Andy Carroll is looking like a purely disastrous buy - £35 million Kenny Dalglish elected to spend on the striker, a transfer budget the Reds could only dream of this transfer window.
That money of course came because they sold Fernando Torres to Chelsea for £50 million, and the pressure was on to quell the fans wrath by buying a replacement.
Carroll was the flavour of the month at the time and Liverpool got suckered right in. He is currently on loan at West Ham on their treatment table having scored just once this season and is not expected to return until the end of the month. Right now it looks as though Liverpool would be fortunate to get £10 million for him.
While the football world is likely pretty united in agreement Carroll's transfer to Liverpool has been a monumental failure - Fernando Torres switch to Chelsea has been arguably more ruinous.
Torres' poor form since arriving at Stamford Bridge has overseen the sacking of three talented managers, and Chelsea fail to win a Premier League title since his arrival.

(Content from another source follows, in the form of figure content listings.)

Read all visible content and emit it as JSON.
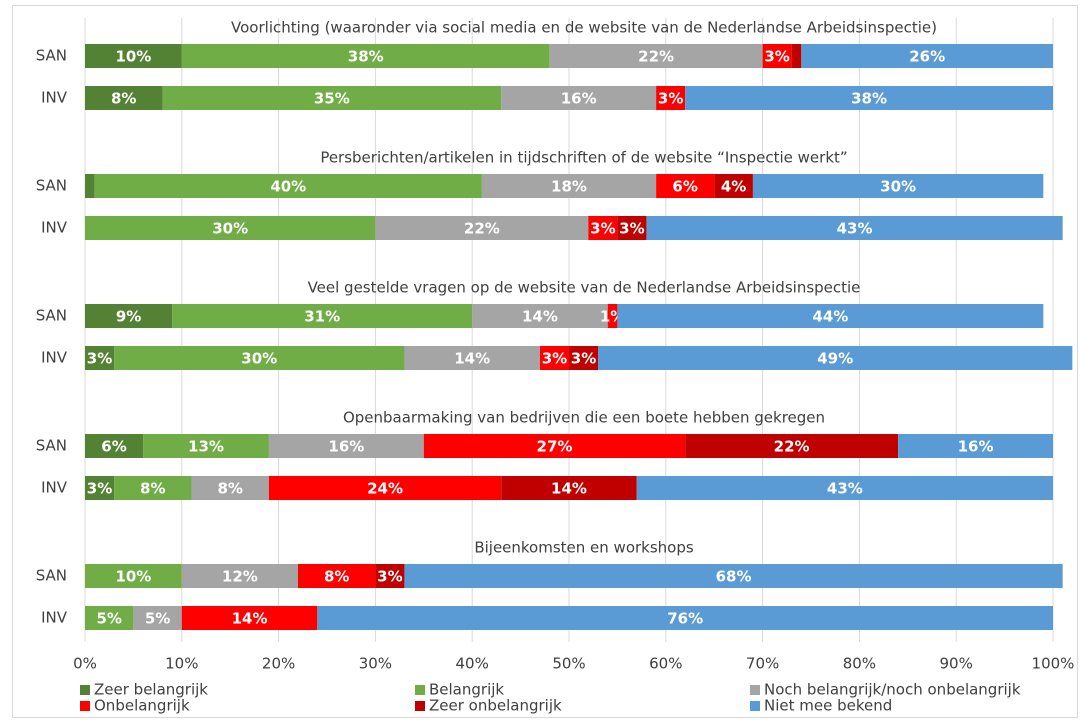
{
  "chart_data": {
    "type": "stacked_barh",
    "group_titles": [
      "Voorlichting (waaronder via social media en de website van de Nederlandse Arbeidsinspectie)",
      "Persberichten/artikelen in tijdschriften of de website “Inspectie werkt”",
      "Veel gestelde vragen op de website van de Nederlandse Arbeidsinspectie",
      "Openbaarmaking van bedrijven die een boete hebben gekregen",
      "Bijeenkomsten en workshops"
    ],
    "categories": [
      "SAN",
      "INV",
      "SAN",
      "INV",
      "SAN",
      "INV",
      "SAN",
      "INV",
      "SAN",
      "INV"
    ],
    "series": [
      {
        "name": "Zeer belangrijk",
        "color": "#548235",
        "values": [
          10,
          8,
          1,
          0,
          9,
          3,
          6,
          3,
          0,
          0
        ],
        "value_labels": [
          "10%",
          "8%",
          null,
          null,
          "9%",
          "3%",
          "6%",
          "3%",
          null,
          null
        ]
      },
      {
        "name": "Belangrijk",
        "color": "#70ad47",
        "values": [
          38,
          35,
          40,
          30,
          31,
          30,
          13,
          8,
          10,
          5
        ],
        "value_labels": [
          "38%",
          "35%",
          "40%",
          "30%",
          "31%",
          "30%",
          "13%",
          "8%",
          "10%",
          "5%"
        ]
      },
      {
        "name": "Noch belangrijk/noch onbelangrijk",
        "color": "#a5a5a5",
        "values": [
          22,
          16,
          18,
          22,
          14,
          14,
          16,
          8,
          12,
          5
        ],
        "value_labels": [
          "22%",
          "16%",
          "18%",
          "22%",
          "14%",
          "14%",
          "16%",
          "8%",
          "12%",
          "5%"
        ]
      },
      {
        "name": "Onbelangrijk",
        "color": "#ff0000",
        "values": [
          3,
          3,
          6,
          3,
          1,
          3,
          27,
          24,
          8,
          14
        ],
        "value_labels": [
          "3%",
          "3%",
          "6%",
          "3%",
          "1%",
          "3%",
          "27%",
          "24%",
          "8%",
          "14%"
        ]
      },
      {
        "name": "Zeer onbelangrijk",
        "color": "#c00000",
        "values": [
          1,
          0,
          4,
          3,
          0,
          3,
          22,
          14,
          3,
          0
        ],
        "value_labels": [
          null,
          null,
          "4%",
          "3%",
          null,
          "3%",
          "22%",
          "14%",
          "3%",
          null
        ]
      },
      {
        "name": "Niet mee bekend",
        "color": "#5b9bd5",
        "values": [
          26,
          38,
          30,
          43,
          44,
          49,
          16,
          43,
          68,
          76
        ],
        "value_labels": [
          "26%",
          "38%",
          "30%",
          "43%",
          "44%",
          "49%",
          "16%",
          "43%",
          "68%",
          "76%"
        ]
      }
    ],
    "xlim": [
      0,
      100
    ],
    "xticks": [
      {
        "value": 0,
        "label": "0%"
      },
      {
        "value": 10,
        "label": "10%"
      },
      {
        "value": 20,
        "label": "20%"
      },
      {
        "value": 30,
        "label": "30%"
      },
      {
        "value": 40,
        "label": "40%"
      },
      {
        "value": 50,
        "label": "50%"
      },
      {
        "value": 60,
        "label": "60%"
      },
      {
        "value": 70,
        "label": "70%"
      },
      {
        "value": 80,
        "label": "80%"
      },
      {
        "value": 90,
        "label": "90%"
      },
      {
        "value": 100,
        "label": "100%"
      }
    ],
    "grid": true
  }
}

First to go was Carlo Ancelotti, the 2010 double winner, fired because he couldn't get Torres and Drogba firing in unison. His replacement Andre Villas-Boas tried but struggled to get Torres anywhere near his best, and also ended up getting the chop.
Roberto di Matteo may have won the Champions League, but this season became exasperated with Fernando Torres to the point he dropped him in their crunch game with Juventus. Chelsea lost and he was fired within hours.

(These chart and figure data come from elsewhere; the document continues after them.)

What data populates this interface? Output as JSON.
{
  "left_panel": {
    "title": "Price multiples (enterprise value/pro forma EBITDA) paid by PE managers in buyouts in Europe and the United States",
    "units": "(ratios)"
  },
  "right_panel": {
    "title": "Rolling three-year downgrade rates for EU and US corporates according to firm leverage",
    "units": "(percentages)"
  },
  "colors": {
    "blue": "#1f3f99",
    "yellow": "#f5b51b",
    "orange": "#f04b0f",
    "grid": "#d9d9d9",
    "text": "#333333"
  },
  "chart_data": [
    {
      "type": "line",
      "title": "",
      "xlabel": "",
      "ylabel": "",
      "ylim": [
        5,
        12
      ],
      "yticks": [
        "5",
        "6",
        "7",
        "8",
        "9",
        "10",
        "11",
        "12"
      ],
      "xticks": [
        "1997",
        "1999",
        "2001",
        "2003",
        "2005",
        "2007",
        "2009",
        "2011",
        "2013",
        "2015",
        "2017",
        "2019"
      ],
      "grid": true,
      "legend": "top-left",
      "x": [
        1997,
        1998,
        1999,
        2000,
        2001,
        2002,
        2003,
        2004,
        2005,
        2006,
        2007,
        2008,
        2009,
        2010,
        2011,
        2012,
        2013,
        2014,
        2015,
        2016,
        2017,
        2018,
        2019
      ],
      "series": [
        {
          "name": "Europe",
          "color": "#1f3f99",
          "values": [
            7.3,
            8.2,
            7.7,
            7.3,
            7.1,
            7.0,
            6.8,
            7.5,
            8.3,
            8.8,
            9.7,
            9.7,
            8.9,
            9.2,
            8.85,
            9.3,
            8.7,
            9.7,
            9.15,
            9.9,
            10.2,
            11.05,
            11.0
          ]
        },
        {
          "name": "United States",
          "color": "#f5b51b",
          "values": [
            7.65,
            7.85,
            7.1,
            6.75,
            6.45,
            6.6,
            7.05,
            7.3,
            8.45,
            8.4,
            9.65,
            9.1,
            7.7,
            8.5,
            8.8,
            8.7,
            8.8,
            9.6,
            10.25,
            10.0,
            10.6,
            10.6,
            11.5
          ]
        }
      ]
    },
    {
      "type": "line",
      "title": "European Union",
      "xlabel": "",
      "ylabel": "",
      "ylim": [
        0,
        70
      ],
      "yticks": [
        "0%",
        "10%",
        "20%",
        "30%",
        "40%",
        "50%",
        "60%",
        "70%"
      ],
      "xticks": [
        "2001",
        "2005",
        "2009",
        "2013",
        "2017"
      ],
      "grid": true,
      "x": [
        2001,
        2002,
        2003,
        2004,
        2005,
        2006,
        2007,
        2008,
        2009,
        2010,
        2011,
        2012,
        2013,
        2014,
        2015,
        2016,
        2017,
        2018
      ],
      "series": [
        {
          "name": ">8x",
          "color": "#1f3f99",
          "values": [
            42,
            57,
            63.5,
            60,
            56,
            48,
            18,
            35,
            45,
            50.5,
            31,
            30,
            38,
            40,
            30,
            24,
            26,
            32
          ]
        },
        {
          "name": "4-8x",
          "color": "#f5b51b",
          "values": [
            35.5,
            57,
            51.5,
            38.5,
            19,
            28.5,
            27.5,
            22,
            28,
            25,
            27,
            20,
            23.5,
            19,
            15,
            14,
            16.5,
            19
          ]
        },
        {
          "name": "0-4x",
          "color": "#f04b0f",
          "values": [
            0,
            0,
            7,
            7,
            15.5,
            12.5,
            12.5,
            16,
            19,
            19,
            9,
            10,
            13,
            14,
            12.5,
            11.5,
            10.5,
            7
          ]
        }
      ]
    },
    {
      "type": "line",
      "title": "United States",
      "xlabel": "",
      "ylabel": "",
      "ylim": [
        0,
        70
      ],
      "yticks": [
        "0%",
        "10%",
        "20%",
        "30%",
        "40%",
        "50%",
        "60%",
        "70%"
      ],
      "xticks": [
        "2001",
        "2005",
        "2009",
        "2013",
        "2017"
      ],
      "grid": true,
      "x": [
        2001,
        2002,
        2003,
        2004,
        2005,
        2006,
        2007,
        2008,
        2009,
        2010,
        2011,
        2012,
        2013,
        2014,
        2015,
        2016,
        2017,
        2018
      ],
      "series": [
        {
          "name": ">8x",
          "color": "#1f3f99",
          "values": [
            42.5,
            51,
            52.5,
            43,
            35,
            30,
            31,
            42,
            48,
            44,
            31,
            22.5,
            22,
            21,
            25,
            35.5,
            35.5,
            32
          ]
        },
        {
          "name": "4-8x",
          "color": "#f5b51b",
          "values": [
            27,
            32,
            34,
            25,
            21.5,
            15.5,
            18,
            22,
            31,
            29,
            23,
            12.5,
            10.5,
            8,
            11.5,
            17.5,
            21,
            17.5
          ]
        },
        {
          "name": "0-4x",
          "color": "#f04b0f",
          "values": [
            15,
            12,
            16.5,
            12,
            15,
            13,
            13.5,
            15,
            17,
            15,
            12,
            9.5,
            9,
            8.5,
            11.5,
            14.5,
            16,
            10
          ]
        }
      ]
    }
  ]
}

Now up is Torres' former boss Rafa Benitez - If anyone can get the best out of him then its him - If he can't then its pretty certain the Spaniard is a lost cause.
If the performance against QPR was anything to go by, the future is bleak for Torres and Benitez. If Torres doesn't buck his ideas up then Rafa will likely be out on his ear come May, a fourth manager to take the brunt of his poor form.

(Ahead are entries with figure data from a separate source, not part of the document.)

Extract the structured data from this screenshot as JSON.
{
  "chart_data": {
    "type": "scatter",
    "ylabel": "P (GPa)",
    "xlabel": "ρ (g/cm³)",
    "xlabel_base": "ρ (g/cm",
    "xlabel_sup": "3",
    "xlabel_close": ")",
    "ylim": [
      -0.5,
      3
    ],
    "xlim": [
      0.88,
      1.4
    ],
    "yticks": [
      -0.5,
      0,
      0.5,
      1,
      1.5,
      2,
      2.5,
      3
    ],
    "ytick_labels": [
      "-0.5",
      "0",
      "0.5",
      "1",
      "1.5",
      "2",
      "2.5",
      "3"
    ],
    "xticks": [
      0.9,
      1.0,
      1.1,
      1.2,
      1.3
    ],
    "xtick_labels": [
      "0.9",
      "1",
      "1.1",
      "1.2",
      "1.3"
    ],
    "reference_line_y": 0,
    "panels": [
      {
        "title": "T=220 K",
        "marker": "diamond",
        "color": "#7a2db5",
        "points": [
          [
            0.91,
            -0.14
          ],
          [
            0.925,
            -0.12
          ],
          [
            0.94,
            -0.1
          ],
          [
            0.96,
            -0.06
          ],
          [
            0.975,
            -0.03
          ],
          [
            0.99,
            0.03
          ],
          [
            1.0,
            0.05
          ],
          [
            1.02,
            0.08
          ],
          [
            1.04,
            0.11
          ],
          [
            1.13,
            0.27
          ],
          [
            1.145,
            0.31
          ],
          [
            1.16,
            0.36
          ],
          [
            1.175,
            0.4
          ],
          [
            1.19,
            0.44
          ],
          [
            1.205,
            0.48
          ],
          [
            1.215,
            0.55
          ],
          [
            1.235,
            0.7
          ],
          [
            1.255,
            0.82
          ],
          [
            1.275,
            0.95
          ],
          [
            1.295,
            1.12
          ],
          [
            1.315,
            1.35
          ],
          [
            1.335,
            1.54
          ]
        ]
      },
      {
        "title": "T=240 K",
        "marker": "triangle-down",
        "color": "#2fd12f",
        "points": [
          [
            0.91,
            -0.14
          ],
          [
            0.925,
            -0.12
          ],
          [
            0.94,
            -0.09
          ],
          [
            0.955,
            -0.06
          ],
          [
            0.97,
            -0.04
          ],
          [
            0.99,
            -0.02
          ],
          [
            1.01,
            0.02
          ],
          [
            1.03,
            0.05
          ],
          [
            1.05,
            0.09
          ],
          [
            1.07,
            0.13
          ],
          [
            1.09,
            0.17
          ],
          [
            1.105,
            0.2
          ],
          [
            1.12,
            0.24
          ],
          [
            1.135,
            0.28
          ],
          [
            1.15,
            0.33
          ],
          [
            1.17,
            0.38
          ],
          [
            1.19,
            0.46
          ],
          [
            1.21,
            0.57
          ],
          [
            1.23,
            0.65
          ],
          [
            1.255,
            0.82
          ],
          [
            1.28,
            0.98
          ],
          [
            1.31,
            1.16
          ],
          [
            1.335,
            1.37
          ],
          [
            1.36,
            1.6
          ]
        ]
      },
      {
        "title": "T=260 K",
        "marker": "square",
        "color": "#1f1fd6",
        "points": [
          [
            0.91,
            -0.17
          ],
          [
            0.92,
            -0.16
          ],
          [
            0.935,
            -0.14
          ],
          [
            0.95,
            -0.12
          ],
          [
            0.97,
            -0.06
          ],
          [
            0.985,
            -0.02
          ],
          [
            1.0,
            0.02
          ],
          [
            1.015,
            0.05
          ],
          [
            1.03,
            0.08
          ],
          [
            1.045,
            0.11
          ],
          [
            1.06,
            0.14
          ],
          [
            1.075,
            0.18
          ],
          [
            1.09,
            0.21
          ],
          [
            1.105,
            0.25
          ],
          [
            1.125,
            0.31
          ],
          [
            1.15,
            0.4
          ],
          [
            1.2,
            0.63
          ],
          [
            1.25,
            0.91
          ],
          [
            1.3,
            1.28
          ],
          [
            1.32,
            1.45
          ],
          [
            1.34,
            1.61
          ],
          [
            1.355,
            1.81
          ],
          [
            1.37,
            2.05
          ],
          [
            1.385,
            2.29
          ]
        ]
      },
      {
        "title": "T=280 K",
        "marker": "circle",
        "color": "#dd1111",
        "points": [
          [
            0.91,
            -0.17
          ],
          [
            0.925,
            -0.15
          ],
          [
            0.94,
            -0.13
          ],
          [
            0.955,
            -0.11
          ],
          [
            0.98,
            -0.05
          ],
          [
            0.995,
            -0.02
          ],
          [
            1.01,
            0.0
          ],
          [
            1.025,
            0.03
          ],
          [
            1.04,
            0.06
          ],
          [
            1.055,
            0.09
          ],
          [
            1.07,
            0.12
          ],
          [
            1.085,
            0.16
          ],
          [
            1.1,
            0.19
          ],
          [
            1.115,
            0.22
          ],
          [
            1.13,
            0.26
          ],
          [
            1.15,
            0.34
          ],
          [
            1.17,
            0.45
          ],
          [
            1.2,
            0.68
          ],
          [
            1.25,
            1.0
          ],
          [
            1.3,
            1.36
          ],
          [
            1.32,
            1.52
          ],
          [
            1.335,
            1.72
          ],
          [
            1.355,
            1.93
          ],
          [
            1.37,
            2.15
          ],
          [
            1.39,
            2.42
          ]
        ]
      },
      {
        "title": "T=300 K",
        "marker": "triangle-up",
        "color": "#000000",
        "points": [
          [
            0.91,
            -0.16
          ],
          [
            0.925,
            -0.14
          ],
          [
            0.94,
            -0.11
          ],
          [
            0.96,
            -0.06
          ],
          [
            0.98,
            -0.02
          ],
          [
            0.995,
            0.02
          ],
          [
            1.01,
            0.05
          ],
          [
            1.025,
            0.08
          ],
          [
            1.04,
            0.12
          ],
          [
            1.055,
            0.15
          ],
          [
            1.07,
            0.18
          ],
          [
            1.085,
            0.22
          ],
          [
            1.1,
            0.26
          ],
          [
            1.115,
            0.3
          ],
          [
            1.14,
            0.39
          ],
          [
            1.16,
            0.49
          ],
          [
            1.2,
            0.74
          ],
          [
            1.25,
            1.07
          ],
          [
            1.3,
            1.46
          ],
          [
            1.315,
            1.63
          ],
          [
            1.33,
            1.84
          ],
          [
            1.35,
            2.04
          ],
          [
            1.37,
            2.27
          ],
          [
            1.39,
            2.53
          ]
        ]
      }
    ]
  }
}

And that is why Torres is a more costly failure than Carroll. Not only was he more expensive, but he arrived with a greater reputation and has been a larger disappointment.
Chelsea's staunch commitment to him through his inconsistency is hampering the club, and has seen three bosses sacked and you wouldn't bet against a fourth.
Perhaps it wouldn't be so bad if he didn't show the odd flash of his old self. At least Carroll has been consistently poor - Torres flattering to deceive just gets everybody's hopes up, and makes his inevitable return to his mediocre form even more difficult for fans to stomach. And with the arrival of BA who have already opened his Chelsea account with two goals, the future is really bleak for the Chelsea No.9.
Who has been the worst buy? Carroll or Torres?